Le problème ne tient pas, en soi, à l’usage de ces instruments de mesure d’efficacité, y compris dans le secteur public. Il résulte bien plutôt de la surestimation de leur rôle et de leur statut. De moyens d’aide à la décision, ils sont devenus des fins impérieuses sans souci de la réalité qu’ils sont supposés exprimer et organiser. Ce que dénonce Supiot, c’est précisément la complète déconnexion entre les chiffres et la réalité, dont le traitement de la crise grecque fournit une terrible illustration. Le nouveau dogme doit être mis en œuvre quoi qu’il en coûte, même si ses effets se révèlent contreproductifs, voire désastreux.

Le monde professionnel, que connaît bien l’auteur – spécialiste de droit du travail – est un observatoire de choix de cette évolution. Avec la fin du compromis fordien, l’économique a reconquis la pleine maîtrise du jeu au prix d’un « démantèlement » du droit. Les salariés ont certes gagné en latitude du fait des nouvelles technologies, mais si la subordination ne s’exerce plus dans le quotidien du travail, elle s’est déplacée sur son horizon, celui des objectifs chiffrés à réaliser.
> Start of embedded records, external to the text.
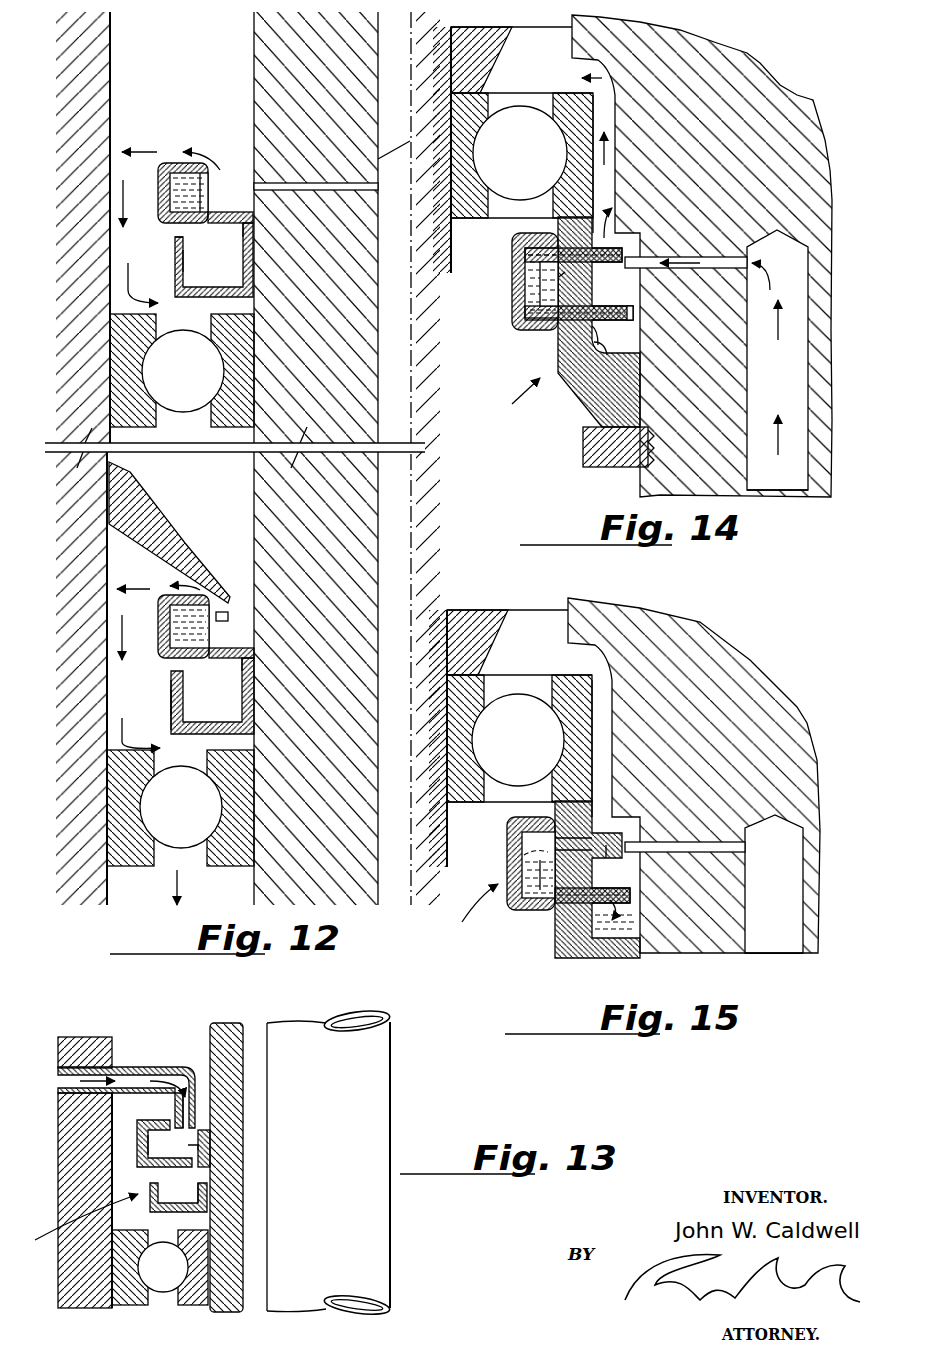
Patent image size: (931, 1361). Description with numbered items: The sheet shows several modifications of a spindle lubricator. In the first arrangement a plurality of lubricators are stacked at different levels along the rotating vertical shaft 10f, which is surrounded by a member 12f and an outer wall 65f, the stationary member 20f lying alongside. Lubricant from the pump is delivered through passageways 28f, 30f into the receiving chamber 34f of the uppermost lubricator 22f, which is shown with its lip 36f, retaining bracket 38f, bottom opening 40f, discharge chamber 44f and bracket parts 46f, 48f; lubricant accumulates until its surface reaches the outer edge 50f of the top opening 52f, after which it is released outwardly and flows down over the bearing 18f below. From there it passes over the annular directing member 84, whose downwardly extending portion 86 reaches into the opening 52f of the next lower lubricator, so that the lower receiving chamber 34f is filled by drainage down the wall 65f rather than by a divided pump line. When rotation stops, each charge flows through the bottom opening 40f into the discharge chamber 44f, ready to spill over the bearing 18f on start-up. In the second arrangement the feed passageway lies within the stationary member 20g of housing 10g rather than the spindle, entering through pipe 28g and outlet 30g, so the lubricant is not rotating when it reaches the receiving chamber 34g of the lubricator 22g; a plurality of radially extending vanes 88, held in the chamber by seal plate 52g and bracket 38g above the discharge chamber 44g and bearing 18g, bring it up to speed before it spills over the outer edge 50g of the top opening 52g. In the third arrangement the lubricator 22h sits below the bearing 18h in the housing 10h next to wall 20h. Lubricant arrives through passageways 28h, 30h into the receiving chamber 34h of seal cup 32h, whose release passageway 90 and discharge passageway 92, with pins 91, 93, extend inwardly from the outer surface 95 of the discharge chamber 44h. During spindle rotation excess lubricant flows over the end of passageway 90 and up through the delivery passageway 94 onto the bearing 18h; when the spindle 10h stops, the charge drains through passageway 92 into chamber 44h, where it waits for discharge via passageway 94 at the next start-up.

In FIG. 12, the vertical shaft 10f is at (292, 36).
In FIG. 12, the rotating member 12f is at (414, 502).
In FIG. 12, the bearing 18f is at (165, 373).
In FIG. 12, the member 20f is at (75, 705).
In FIG. 12, the uppermost lubricator 22f is at (172, 156).
In FIG. 12, the passageway 28f is at (401, 410).
In FIG. 12, the passageway 30f is at (364, 192).
In FIG. 12, the receiving chamber 34f is at (195, 632).
In FIG. 12, the seal lip 36f is at (213, 186).
In FIG. 12, the retaining bracket 38f is at (208, 690).
In FIG. 12, the bottom opening 40f is at (228, 225).
In FIG. 12, the discharge chamber 44f is at (187, 258).
In FIG. 12, the bracket leg 46f is at (178, 697).
In FIG. 12, the bracket tip 48f is at (178, 237).
In FIG. 12, the outer edge 50f is at (215, 178).
In FIG. 12, the top opening 52f is at (243, 170).
In FIG. 12, the wall 65f is at (110, 92).
In FIG. 12, the annular directing member 84 is at (125, 500).
In FIG. 12, the downwardly extending portion 86 is at (232, 614).
In FIG. 13, the housing plate 10g is at (285, 1032).
In FIG. 13, the ball bearing 18g is at (163, 1280).
In FIG. 13, the member 20g is at (78, 1050).
In FIG. 13, the lubricator 22g is at (71, 1222).
In FIG. 13, the lubricant pipe 28g is at (127, 1078).
In FIG. 13, the pipe outlet 30g is at (187, 1115).
In FIG. 13, the receiving chamber 34g is at (194, 1141).
In FIG. 13, the retaining bracket 38g is at (178, 1197).
In FIG. 13, the discharge chamber 44g is at (197, 1198).
In FIG. 13, the outer edge 50g is at (168, 1125).
In FIG. 13, the top opening 52g is at (140, 1135).
In FIG. 13, the radially extending vanes 88 is at (193, 1152).
In FIG. 14, the spindle 10h is at (758, 118).
In FIG. 15, the spindle 10h is at (684, 652).
In FIG. 14, the bearing 18h is at (512, 128).
In FIG. 15, the bearing 18h is at (512, 712).
In FIG. 14, the wall 20h is at (449, 252).
In FIG. 15, the wall 20h is at (452, 612).
In FIG. 14, the lubricator 22h is at (513, 398).
In FIG. 15, the lubricator 22h is at (472, 912).
In FIG. 14, the passageway 28h is at (783, 472).
In FIG. 15, the passageway 28h is at (784, 942).
In FIG. 14, the passageway 30h is at (734, 262).
In FIG. 15, the passageway 30h is at (722, 848).
In FIG. 14, the seal cup 32h is at (522, 252).
In FIG. 15, the seal cup 32h is at (531, 863).
In FIG. 14, the receiving chamber 34h is at (542, 285).
In FIG. 15, the receiving chamber 34h is at (540, 885).
In FIG. 14, the discharge chamber 44h is at (592, 352).
In FIG. 15, the discharge chamber 44h is at (597, 879).
In FIG. 14, the release passageway 90 is at (617, 247).
In FIG. 15, the release passageway 90 is at (606, 842).
In FIG. 14, the radial passage 91 is at (628, 271).
In FIG. 15, the radial passage 91 is at (622, 840).
In FIG. 14, the discharge passageway 92 is at (604, 330).
In FIG. 15, the discharge passageway 92 is at (606, 902).
In FIG. 14, the seal stem 93 is at (628, 316).
In FIG. 15, the seal stem 93 is at (600, 888).
In FIG. 14, the delivery passageway 94 is at (612, 110).
In FIG. 15, the delivery passageway 94 is at (608, 728).
In FIG. 14, the outer surface 95 is at (582, 346).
Conséquence : les managers ne voient plus le travail dans sa réalité, au demeurant de plus en plus atomisée suite à l’effondrement du collectif. Du fait de l’individualisation, on assiste à la montée en puissance, à tous les niveaux, des phénomènes d’allégeance personnelle, de dépendance, dans lesquels l’auteur discerne une résurgence du modèle féodal.
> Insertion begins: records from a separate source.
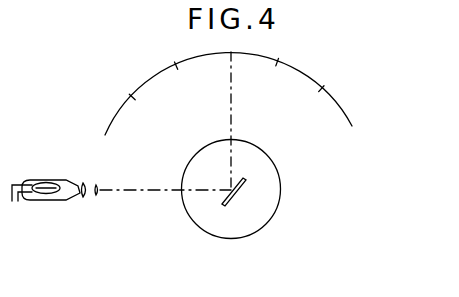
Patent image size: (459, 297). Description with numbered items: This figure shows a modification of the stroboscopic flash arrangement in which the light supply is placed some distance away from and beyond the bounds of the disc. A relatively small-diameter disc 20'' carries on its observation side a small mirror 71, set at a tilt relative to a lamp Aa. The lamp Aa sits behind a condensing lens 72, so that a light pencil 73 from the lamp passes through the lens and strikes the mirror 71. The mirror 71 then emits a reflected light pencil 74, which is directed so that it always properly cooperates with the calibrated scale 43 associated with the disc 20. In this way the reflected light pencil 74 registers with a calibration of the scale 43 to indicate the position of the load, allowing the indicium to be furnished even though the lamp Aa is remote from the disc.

The disc 20 is at (240, 94).
The calibrated scale 43 is at (278, 61).
The reflected light pencil 74 is at (226, 118).
The disc 20'' is at (231, 202).
The mirror 71 is at (236, 196).
The light pencil 73 is at (156, 191).
The lamp Aa is at (65, 200).
The condensing lens 72 is at (97, 197).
Une belle réflexion sur la politique et le droit parfois guettée par la tentation de vouloir avoir trop raison. Et une interrogation non soulevée : au fond, cette hégémonie des nombres dans leur impassible froideur ne serait-elle pas aussi une manière pour nos sociétés contemporaines d’évacuer la question de la mort, de faire comme si le risque lié au choix politique pouvait être presque éliminé ?





1 Voir également le récent livre d’André-Jean Arnaud, La gouvernance. Un outil de participation, LGDJ, 2014.
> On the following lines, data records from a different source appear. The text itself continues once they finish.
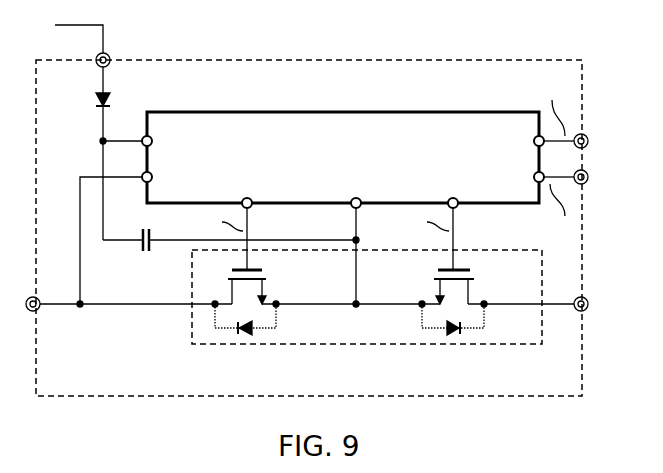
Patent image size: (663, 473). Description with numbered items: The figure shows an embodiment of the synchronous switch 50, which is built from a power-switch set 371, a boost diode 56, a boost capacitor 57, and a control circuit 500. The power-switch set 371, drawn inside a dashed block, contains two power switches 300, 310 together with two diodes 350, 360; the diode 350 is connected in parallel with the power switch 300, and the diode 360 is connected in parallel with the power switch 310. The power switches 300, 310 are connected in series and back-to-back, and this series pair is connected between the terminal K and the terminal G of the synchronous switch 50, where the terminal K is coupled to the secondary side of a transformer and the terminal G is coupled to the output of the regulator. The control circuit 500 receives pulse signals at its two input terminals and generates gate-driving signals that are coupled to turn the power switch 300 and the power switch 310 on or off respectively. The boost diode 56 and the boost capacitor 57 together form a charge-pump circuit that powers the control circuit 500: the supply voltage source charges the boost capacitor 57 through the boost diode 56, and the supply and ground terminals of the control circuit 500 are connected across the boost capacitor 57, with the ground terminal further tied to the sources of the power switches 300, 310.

The synchronous switch 50 is at (635, 38).
The boost diode 56 is at (113, 101).
The boost capacitor 57 is at (147, 254).
The control circuit 500 is at (472, 108).
The power switch 300 is at (270, 287).
The power switch 310 is at (477, 287).
The diode 350 is at (245, 340).
The diode 360 is at (455, 340).
The power-switch set 371 is at (367, 297).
2 On s’étonne de l’absence de mention du livre si éclairant de Pierre Birnbaum, La fin du politique, Seuil, 1975.

3 Avec la « rationalisation des choix budgétaires » (RCB) annonçant le New public management et sa traduction emblématique dans la loi organique relative aux lois de finances, l’ONDAM (Objectif national des dépenses d’assurance-maladie).